Joel Simpson's new book, Faces in the Rocks: Beyond Landscape to Psycho-Geological Photography, presents a generous collection of images that combine the natural world with the mental one, without sacrificing realistic capture. In fact, it is the mineral realism that makes these images so surreal.
Beginning with an exploration of unusual landscapes, including cavescapes, frozen waterfalls, ominous atmospheres, and metaphorical scenes from nature, Simpson prepares the viewer for the deeper explorations that follow. But first he offers a series of aerial images taken from drones, and small and large airplanes. These images of the earth from above reveal landscapes from an aerial perspective (mostly without horizon or sky), which become abstractions (and one figuration) .

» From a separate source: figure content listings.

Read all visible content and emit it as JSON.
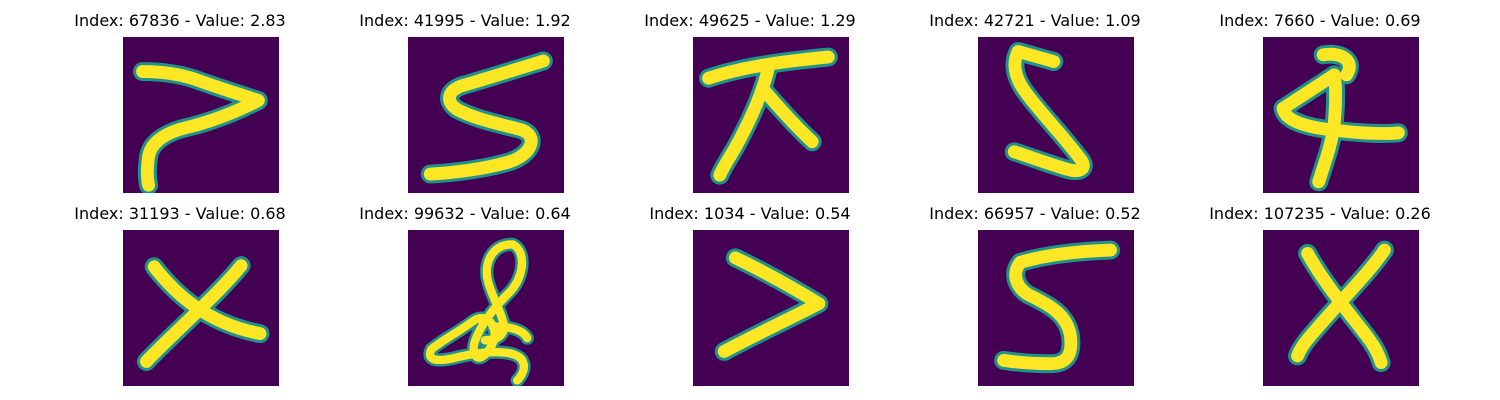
{
  "figure": {
    "background_color": "#ffffff",
    "image_background_color": "#440154",
    "stroke_core_color": "#fde725",
    "stroke_edge_color": "#21918c",
    "colormap": "viridis",
    "rows": 2,
    "columns": 5,
    "panels": [
      {
        "title": "Index: 67836 - Value: 2.83",
        "index": 67836,
        "value": 2.83,
        "shape": "reversed-z-like stroke"
      },
      {
        "title": "Index: 41995 - Value: 1.92",
        "index": 41995,
        "value": 1.92,
        "shape": "S / 5 like stroke"
      },
      {
        "title": "Index: 49625 - Value: 1.29",
        "index": 49625,
        "value": 1.29,
        "shape": "crossed stroke"
      },
      {
        "title": "Index: 42721 - Value: 1.09",
        "index": 42721,
        "value": 1.09,
        "shape": "5 like stroke"
      },
      {
        "title": "Index: 7660 - Value: 0.69",
        "index": 7660,
        "value": 0.69,
        "shape": "4 like stroke"
      },
      {
        "title": "Index: 31193 - Value: 0.68",
        "index": 31193,
        "value": 0.68,
        "shape": "X"
      },
      {
        "title": "Index: 99632 - Value: 0.64",
        "index": 99632,
        "value": 0.64,
        "shape": "loop scribble"
      },
      {
        "title": "Index: 1034 - Value: 0.54",
        "index": 1034,
        "value": 0.54,
        "shape": "greater-than / chevron"
      },
      {
        "title": "Index: 66957 - Value: 0.52",
        "index": 66957,
        "value": 0.52,
        "shape": "5 like stroke"
      },
      {
        "title": "Index: 107235 - Value: 0.26",
        "index": 107235,
        "value": 0.26,
        "shape": "X"
      }
    ]
  }
}
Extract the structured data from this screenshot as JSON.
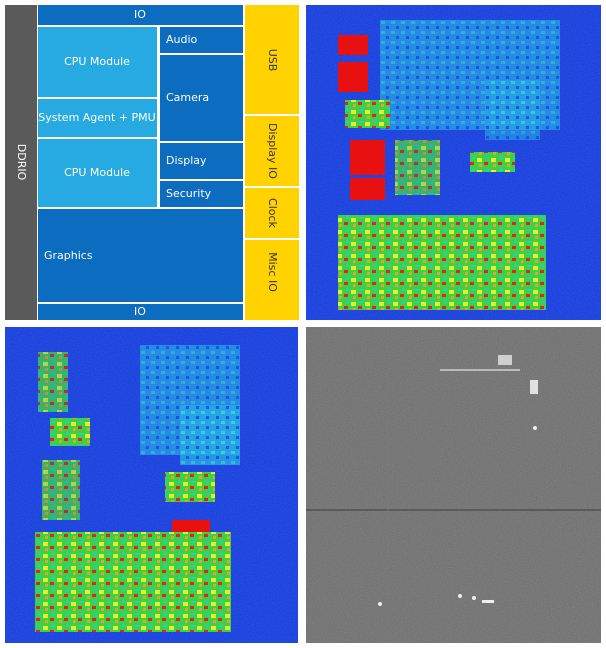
{
  "floorplan": {
    "ddrio": "DDRIO",
    "io_top": "IO",
    "io_bottom": "IO",
    "cpu_module_1": "CPU Module",
    "system_agent": "System Agent + PMU",
    "cpu_module_2": "CPU Module",
    "audio": "Audio",
    "camera": "Camera",
    "display": "Display",
    "security": "Security",
    "graphics": "Graphics",
    "usb": "USB",
    "display_io": "Display IO",
    "clock": "Clock",
    "misc_io": "Misc IO"
  }
}
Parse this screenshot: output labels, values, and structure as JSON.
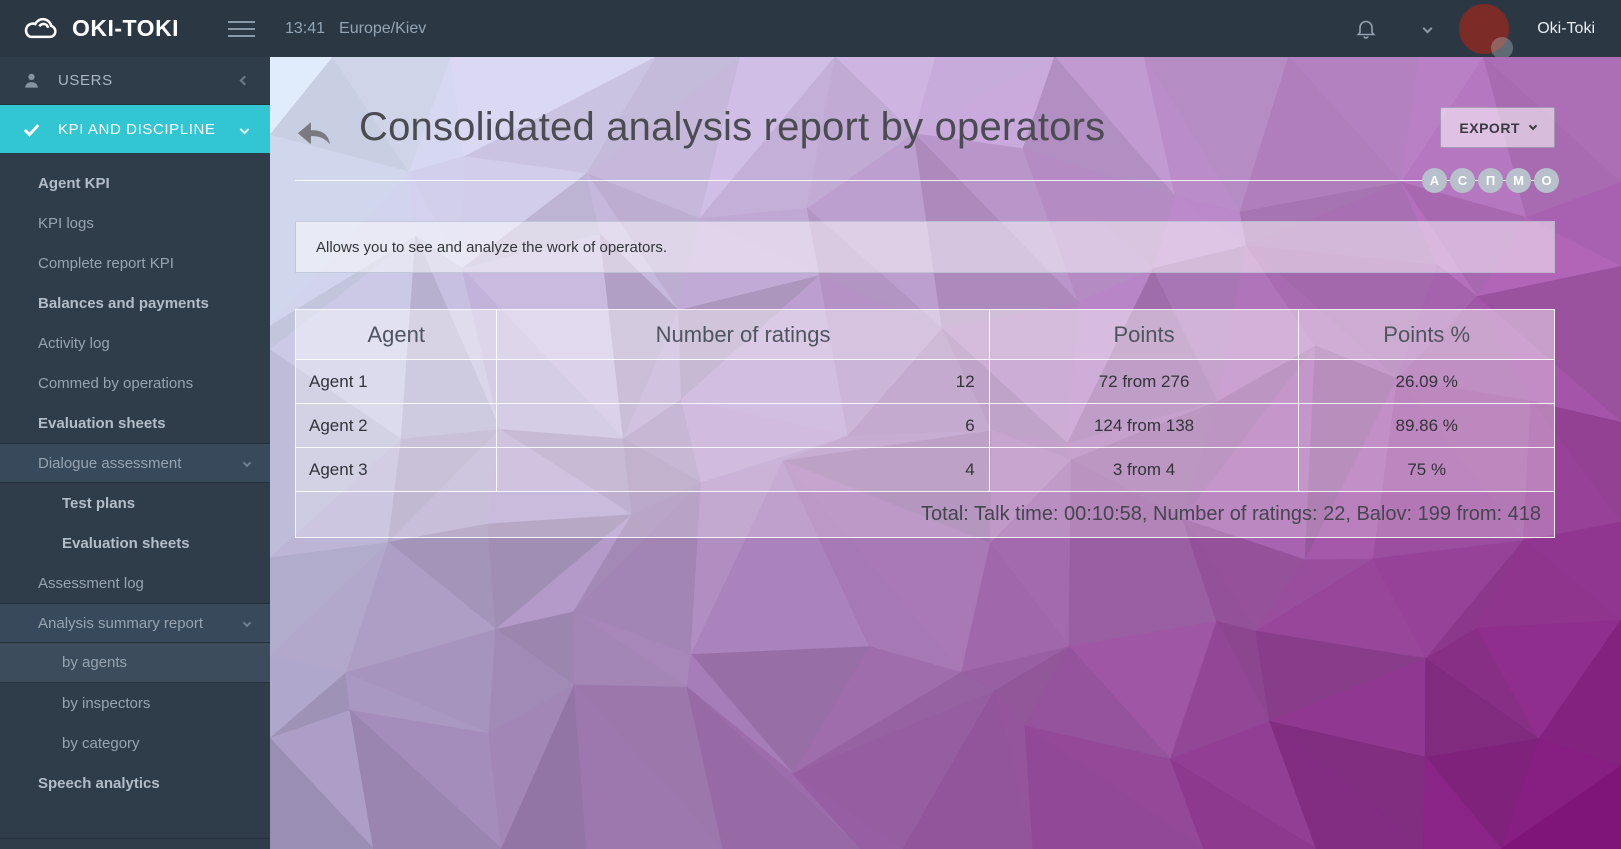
{
  "topbar": {
    "brand": "OKI-TOKI",
    "time": "13:41",
    "timezone": "Europe/Kiev",
    "username": "Oki-Toki"
  },
  "sidebar": {
    "sections": [
      {
        "label": "USERS",
        "icon": "user-icon",
        "chevron": "left",
        "active": false
      },
      {
        "label": "KPI AND DISCIPLINE",
        "icon": "check-icon",
        "chevron": "down",
        "active": true
      }
    ],
    "items": [
      {
        "label": "Agent KPI",
        "bold": true,
        "level": 1
      },
      {
        "label": "KPI logs",
        "bold": false,
        "level": 1
      },
      {
        "label": "Complete report KPI",
        "bold": false,
        "level": 1
      },
      {
        "label": "Balances and payments",
        "bold": true,
        "level": 1
      },
      {
        "label": "Activity log",
        "bold": false,
        "level": 1
      },
      {
        "label": "Commed by operations",
        "bold": false,
        "level": 1
      },
      {
        "label": "Evaluation sheets",
        "bold": true,
        "level": 1
      },
      {
        "label": "Dialogue assessment",
        "bold": false,
        "level": 1,
        "chevron": true,
        "highlight": true
      },
      {
        "label": "Test plans",
        "bold": true,
        "level": 2
      },
      {
        "label": "Evaluation sheets",
        "bold": true,
        "level": 2
      },
      {
        "label": "Assessment log",
        "bold": false,
        "level": 1
      },
      {
        "label": "Analysis summary report",
        "bold": false,
        "level": 1,
        "chevron": true,
        "highlight": true
      },
      {
        "label": "by agents",
        "bold": false,
        "level": 2,
        "selected": true
      },
      {
        "label": "by inspectors",
        "bold": false,
        "level": 2
      },
      {
        "label": "by category",
        "bold": false,
        "level": 2
      },
      {
        "label": "Speech analytics",
        "bold": true,
        "level": 1
      }
    ]
  },
  "main": {
    "title": "Consolidated analysis report by operators",
    "export_label": "EXPORT",
    "badges": [
      "А",
      "С",
      "П",
      "М",
      "О"
    ],
    "info": "Allows you to see and analyze the work of operators.",
    "table": {
      "columns": [
        "Agent",
        "Number of ratings",
        "Points",
        "Points %"
      ],
      "rows": [
        [
          "Agent 1",
          "12",
          "72 from 276",
          "26.09 %"
        ],
        [
          "Agent 2",
          "6",
          "124 from 138",
          "89.86 %"
        ],
        [
          "Agent 3",
          "4",
          "3 from 4",
          "75 %"
        ]
      ],
      "total": "Total: Talk time: 00:10:58, Number of ratings: 22, Balov: 199 from: 418"
    }
  },
  "theme": {
    "accent_cyan": "#32c5d2",
    "topbar_bg": "#2b3844",
    "sidebar_bg": "#2f3d4b",
    "avatar_color": "#7c2b27",
    "badge_bg": "#b7c0cb",
    "background_corners": [
      "#d6e3f1",
      "#b273bd",
      "#9e92b9",
      "#7d0e74"
    ]
  }
}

The rest of the book features compositions found at close range from around the world, where the subject is less about a particular place (the province of landscapes) than it is about the impact of a powerful abstraction or bizarre figuration.
These chapters on Abstraction and Figuration (at ground level) show that when the photo artist gives access to his unconscious to a plethora of mineral and glacial forms, he can capture utterly original images beyond the limits of his own imagination. Such images tend to be more outlandish, more frightening, more seductive, and more detailed than the vast majority of painted or drawn images, since they result from the collaboration between the unconscious and the apparent "chaos" of rock and ice formations from the natural world. These images bear a strong surrealistic charge, due both to the chaos of their surface textures and to their phantasmagorical content. They reveal the marvelous in nature as well as the strong relationship between the unconscious inner world of dreams and the outer world of the mineral surface of the earth.
The book takes viewer/readers even "farther beyond" landscapes in the following section. Here he turns fisheye-lens captures of the ceilings and walls of caves, grottoes, and a dried mud pond into imaginary heavenly bodies and dystopian future scenes. All images are real mineral surfaces: unique captures, no image-combining and no AI. They are segments of the real world recontextualized by the distorting optics of the 8-mm fisheye lens and a starry-sky background.
The book concludes with a chapter showing how to capture and create such photographs, as well as an appendix that shows scenes and maps of six of the places he visited in order to find the formations.